Wednesday, February 18, 2009

What's black and white and read by fewer and fewer people every day?

Here are the two reasons I have resisted subscribing to the newspaper:

1. If the newspaper comes to our house I will spend a fair amount of time in the morning browsing through it, rather than paying attention to my children or doing something productive. (Or reading the news online, which generally includes updated versions of every story on the newspaper's front page.)

2. No matter how I try to stay on top of it, sections of the newspaper always seem to end up scattered around the house, adding to the mess that, incidentally, has gotten worse because I was reading the comics instead of cleaning.

Here are the two reasons that I finally caved and bought a subscription to the newspaper:

1. I am a sucker for high school students standing out in the cold trying to raise money.

2. I am a sucker for newspapers.

Really I can't help it. Newsprint runs in my blood. My parents owned and operated a small-town weekly, so I grew up surrounded by stacks of newspapers. I never had to go search for a job because they always needed someone to collate some inserts or proofread the gossip column.

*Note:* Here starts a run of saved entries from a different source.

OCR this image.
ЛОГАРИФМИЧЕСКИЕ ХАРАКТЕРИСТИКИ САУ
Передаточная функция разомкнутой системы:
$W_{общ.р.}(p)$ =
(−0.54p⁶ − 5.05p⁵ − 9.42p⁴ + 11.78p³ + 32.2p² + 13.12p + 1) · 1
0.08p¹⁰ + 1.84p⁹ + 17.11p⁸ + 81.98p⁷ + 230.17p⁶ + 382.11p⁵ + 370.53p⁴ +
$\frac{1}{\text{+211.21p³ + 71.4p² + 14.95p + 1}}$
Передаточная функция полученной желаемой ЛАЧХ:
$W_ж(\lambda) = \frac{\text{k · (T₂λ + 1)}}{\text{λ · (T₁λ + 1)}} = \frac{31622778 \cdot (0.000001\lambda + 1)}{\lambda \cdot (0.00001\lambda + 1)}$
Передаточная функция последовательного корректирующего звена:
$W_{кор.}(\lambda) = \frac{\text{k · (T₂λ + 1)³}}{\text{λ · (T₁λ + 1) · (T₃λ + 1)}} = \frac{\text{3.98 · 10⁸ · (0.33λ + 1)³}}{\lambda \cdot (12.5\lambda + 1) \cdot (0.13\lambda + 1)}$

Certainly the landscape of news media is changing, but I think it will be quite some time before everyone is willing to completely let go of the physical newspaper. I can't be the only one who finds deep satisfaction in reading the news without worrying about spilling coffee on the keyboard. Surely I'm not alone in finding it absolutely necessary to solve the Jumble before the day ends.

I can't be the only sucker. At least, I hope I'm not. For all its shortcomings, I really don't want to give up my real-life, tangible, low-tech, tactile, turn-your-fingertips-black newspaper.